This community guidance was submitted to the FDA, which in turn developed an FDA draft drug development guidance document for public comments that responded in part to the community guidance.2 Although nonbinding, FDA guidance documents can be highly influential. Developed for industry, FDA staff, and other stakeholders, the document is intended to provide clarity in key areas: content and evaluation of applications for products, manufacturing standards, testing of regulated products, and inspection and enforcement.
Independent of but parallel to the guidance development process, ALS clinician investigators initiated the update and revision of the previously published ALS Clinical Trial Guidelines.3 This revision, published in Neurology®,4 was created with a formal consensus process that is not described here. The guidelines were conceived to guide industry and academic investigators in best practices for clinical trials.
The purpose of this discussion is to highlight the points of agreement among the 3 documents—the community guidance, the draft FDA guidance, and the Clinical Trial Guidelines—and to show specific points of nonalignment.
Guidance development/methods
Community engagement and development process
At a public hearing in 2013, the FDA encouraged the ALS community to develop a draft guidance to inform the development of an FDA-issued guidance document for drug development in ALS. Starting in 2015, ALS clinicians and researchers, patients, caregivers, advocacy group representatives, pharma, and federal government representatives from the NIH and Centers for Disease Control and Prevention began the process of drafting the community guidance. The project was governed by a steering committee made up of subject matter experts and representatives of key constituencies within the ALS community.
Seven working groups (benefit-risk, public policy, diagnosis, natural history, clinical trial design and outcome measures, frontotemporal dementia and ALS, and biomarkers) were established to oversee and develop specific chapters of the guidance. Each working group had representation from a variety of perspectives and included at least 1 person with ALS. As content was developed, it was periodically reviewed by the steering committee. The preliminary guidance document, which was shared with the greater ALS community in May 2016 for input during a 30-day public comment period, was revised and submitted to the FDA in September 2016 and docketed by the agency in November 2017.
Importantly, a Patient and Caregiver Advisory Committee (PCAC) was established to work closely with the steering committee and working groups to provide patient perspectives. The PCAC provided comments and suggestions on every aspect of the guidance development. Participants on the PCAC included nearly 40 people with ALS, caregivers, family members, and individuals from other ALS organizations. The final Community Guidance was posted on the Public Docket in November 2017.
Community Guidance
The draft guidance developed by the ALS community is a detailed document that reviews the state of knowledge regarding pathophysiology, genetics, and disease course in ALS; however, specific recommendations are embedded within the document as Proposed Guidances, which were intended as specific suggestions to which an FDA response was requested. Briefly, the major topics included the following:
Patients with ALS in general are willing to accept more risks than other patient groups with regard to testing new therapies and would regard nontraditional endpoints as potentially compelling.

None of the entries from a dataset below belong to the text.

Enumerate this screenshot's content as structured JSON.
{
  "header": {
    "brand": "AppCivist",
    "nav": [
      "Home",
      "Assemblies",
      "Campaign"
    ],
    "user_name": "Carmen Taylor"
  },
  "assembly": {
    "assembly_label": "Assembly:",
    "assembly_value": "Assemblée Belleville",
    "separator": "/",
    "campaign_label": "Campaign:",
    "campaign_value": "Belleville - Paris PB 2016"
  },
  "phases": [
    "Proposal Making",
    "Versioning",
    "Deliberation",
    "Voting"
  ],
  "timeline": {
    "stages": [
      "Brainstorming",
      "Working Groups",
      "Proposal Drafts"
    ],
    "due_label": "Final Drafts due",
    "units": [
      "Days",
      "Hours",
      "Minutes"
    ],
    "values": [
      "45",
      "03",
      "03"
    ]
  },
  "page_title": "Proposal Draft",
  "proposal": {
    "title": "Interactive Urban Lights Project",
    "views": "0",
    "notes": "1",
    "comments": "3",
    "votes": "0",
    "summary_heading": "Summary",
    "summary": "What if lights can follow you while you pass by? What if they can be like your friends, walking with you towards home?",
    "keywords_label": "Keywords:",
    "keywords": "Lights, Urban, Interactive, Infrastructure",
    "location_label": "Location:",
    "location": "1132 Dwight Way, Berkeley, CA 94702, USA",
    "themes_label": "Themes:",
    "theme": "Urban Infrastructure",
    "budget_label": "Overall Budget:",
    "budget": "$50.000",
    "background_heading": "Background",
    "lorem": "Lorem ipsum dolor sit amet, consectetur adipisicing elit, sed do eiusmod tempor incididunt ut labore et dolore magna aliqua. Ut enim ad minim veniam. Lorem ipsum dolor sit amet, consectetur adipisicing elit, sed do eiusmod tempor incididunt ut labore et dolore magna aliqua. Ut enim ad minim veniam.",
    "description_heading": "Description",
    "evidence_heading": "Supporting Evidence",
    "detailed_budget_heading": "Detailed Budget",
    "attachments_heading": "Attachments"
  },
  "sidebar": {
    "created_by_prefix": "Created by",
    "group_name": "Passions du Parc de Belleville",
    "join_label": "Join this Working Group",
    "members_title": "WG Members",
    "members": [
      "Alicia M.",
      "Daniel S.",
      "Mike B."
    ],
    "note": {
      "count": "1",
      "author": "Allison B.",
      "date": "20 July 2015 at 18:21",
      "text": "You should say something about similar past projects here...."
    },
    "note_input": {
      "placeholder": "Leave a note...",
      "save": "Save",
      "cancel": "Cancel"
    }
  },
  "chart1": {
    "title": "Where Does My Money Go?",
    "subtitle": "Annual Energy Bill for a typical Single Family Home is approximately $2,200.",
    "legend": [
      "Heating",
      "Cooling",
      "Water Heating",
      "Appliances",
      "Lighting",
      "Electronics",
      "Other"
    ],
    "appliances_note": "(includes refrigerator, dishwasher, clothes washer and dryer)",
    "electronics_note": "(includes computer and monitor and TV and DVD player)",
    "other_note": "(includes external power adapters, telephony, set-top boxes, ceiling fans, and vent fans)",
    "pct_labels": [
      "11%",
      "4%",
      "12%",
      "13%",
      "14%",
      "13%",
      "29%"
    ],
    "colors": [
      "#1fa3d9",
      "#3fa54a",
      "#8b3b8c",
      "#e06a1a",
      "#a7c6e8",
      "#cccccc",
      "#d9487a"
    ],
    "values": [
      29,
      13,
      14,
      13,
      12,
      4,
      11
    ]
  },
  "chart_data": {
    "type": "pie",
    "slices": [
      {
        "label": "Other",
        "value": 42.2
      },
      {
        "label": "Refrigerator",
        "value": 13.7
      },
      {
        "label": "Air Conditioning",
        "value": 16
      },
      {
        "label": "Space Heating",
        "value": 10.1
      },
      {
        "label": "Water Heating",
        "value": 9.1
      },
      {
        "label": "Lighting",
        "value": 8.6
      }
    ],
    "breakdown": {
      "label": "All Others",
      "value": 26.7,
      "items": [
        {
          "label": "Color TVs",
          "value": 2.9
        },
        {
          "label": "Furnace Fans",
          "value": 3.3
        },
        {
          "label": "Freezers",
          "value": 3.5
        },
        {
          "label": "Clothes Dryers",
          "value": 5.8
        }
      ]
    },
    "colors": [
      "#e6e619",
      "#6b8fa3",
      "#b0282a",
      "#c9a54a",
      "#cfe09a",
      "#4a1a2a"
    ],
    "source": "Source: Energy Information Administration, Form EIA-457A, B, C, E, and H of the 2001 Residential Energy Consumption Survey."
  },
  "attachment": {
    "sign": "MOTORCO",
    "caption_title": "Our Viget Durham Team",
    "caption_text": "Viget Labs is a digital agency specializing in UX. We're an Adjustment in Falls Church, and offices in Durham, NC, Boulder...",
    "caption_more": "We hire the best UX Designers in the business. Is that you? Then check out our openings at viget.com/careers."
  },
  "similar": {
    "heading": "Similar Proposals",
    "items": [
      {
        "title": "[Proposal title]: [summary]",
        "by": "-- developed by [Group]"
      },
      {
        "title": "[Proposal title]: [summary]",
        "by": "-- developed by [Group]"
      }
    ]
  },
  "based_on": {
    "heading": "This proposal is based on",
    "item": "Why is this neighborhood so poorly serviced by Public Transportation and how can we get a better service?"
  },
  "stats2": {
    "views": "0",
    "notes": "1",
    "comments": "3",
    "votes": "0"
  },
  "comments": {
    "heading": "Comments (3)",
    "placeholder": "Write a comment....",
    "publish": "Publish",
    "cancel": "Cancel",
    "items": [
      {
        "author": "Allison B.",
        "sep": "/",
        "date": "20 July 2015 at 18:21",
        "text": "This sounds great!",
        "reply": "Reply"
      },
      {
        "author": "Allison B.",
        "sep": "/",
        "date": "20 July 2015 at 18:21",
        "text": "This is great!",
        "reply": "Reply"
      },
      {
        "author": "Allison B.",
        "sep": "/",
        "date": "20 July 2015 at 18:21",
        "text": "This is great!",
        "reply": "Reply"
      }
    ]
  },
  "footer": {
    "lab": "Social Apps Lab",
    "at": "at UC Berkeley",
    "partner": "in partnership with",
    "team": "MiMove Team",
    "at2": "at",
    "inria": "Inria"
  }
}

New endpoints, including respiratory measures, muscle strength, and disease progression markers yet to be validated, should be considered as phase 3 clinical trial endpoints. Specifically, survival was viewed not to be an ideal clinical trial endpoint because its use mandates large, long duration trials.
The development of surrogate endpoints or intermediate clinical endpoints is encouraged; to the extent that they reliably predict important clinical outcomes, these endpoints should be acceptable to support accelerated approval.
While the design of predictive algorithms remains an active area of research, late-phase trials should still involve the use of a concurrent randomized control group.
Inclusion criteria should be as broad as possible, both to increase access to trials and to maximize generalizability of results.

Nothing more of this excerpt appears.